Automate the repetitive parts. Keep humans for the rest.

The future of small business bookkeeping looks like a combination: software that handles the pattern-driven, high-volume work (categorization, tax classification, reconciliation), with human judgment applied to the exceptions, the year-end adjustments, and the strategic decisions. You don’t need a human to categorize your 47th Staples purchase this year. You do need one when you’re deciding how to handle a $10,000 insurance payout.

Pay for value, not for labor

Bench charged $299–$499/month because it was paying humans to do repetitive work. That model was always going to be expensive and fragile. Automation-first solutions can deliver the same outcome – clean, categorized, tax-ready books – for a fraction of the cost, because software can process 500 transactions as easily as 50. The savings aren’t small. They’re an order of magnitude.

Try CodeIQ free

Upload a bank statement and see your transactions categorized, tax-classified, and ready to post in about two minutes. Works with QuickBooks, Xero, and Sage. No lock-in, no long-term commitment.

Get Started – It’s Free

Frequently Asked Questions

What happened to Bench accounting?

Bench.co shut down in late 2024 after failing to make its human-heavy bookkeeping model financially sustainable. The company had roughly 35,000 customers at the time. Some customer accounts were acquired by competing services like Pilot and 1-800Accountant, but many small business owners were left to find their own replacement. Bench’s proprietary platform also meant that exporting historical data was difficult for some users.

What is the best replacement for Bench bookkeeping?

The best replacement depends on your needs and budget. If you want a similar hands-off experience, online bookkeeping services like Pilot or Bookkeeper360 offer human bookkeepers paired with software, typically for $200–$600 per month. If you want to spend less, you can use accounting software like QuickBooks or Xero with an automation layer like CodeIQ that handles transaction categorization, sales tax classification, and reconciliation for as little as $5 per month.

Can automated bookkeeping software really replace a human bookkeeper?

For most small businesses with straightforward finances, yes. Modern automation tools can categorize transactions, classify sales tax, detect transfers between accounts, and match payments against invoices. They learn your specific business patterns over time and get more accurate with use. The key difference is that you still review and approve the work before it posts. For complex situations like multiple entities, inventory management, or unusual one-off transactions, you may still want a human bookkeeper or accountant involved.

How much does automated bookkeeping cost compared to Bench?

Bench charged between $299 and $499 per month.

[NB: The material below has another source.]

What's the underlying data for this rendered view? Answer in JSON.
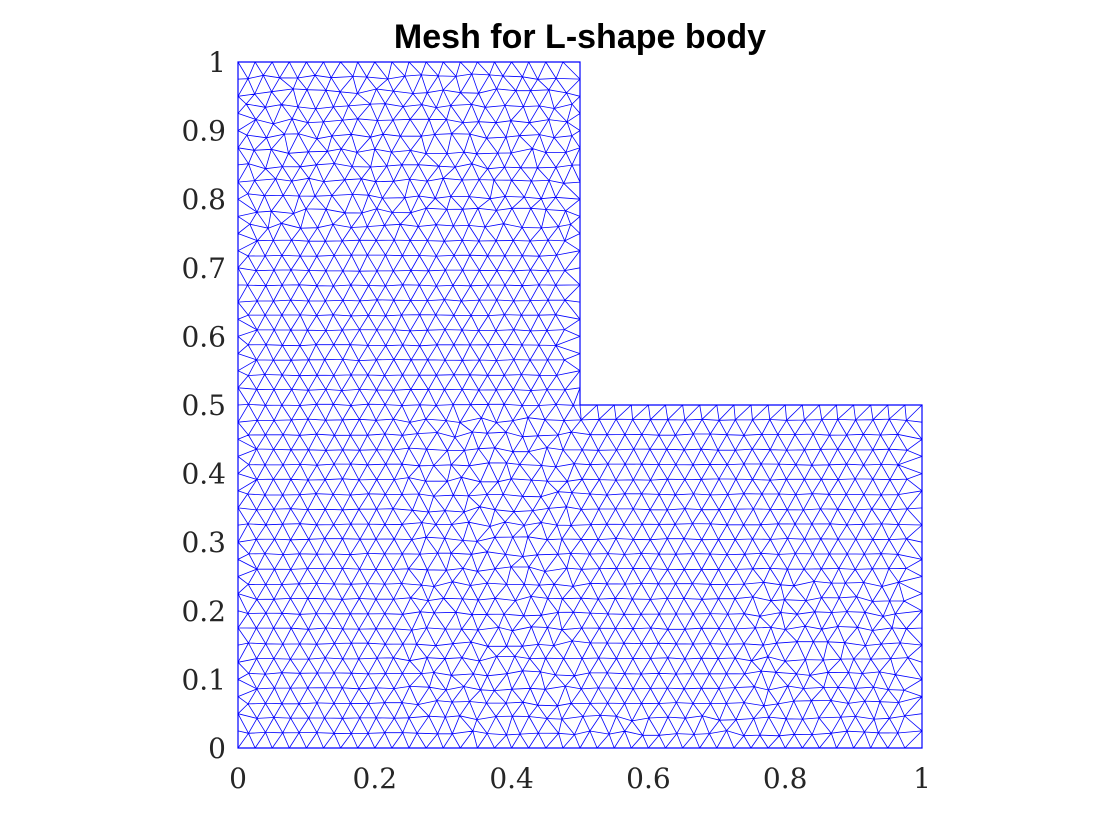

Automated alternatives are significantly cheaper. Accounting software like QuickBooks Online costs $30–$200 per month depending on the plan. Adding an automation layer like CodeIQ starts at $5 per month on a credit-based model. Even combining both, you’re looking at roughly $35–$205 per month total. The trade-off is that you spend 15–30 minutes per month reviewing and approving the automated work, rather than having it fully hands-off.

Should I move my books to QuickBooks or Xero after leaving Bench?

Yes, moving to a standard accounting platform is strongly recommended. Bench used a proprietary platform, which is part of why the shutdown was so disruptive. With QuickBooks or Xero, your data is portable, your CPA almost certainly already knows the software, and you can add or remove third-party tools without losing your financial records. Both platforms have bank feed integrations and work with automation tools like CodeIQ for transaction categorization.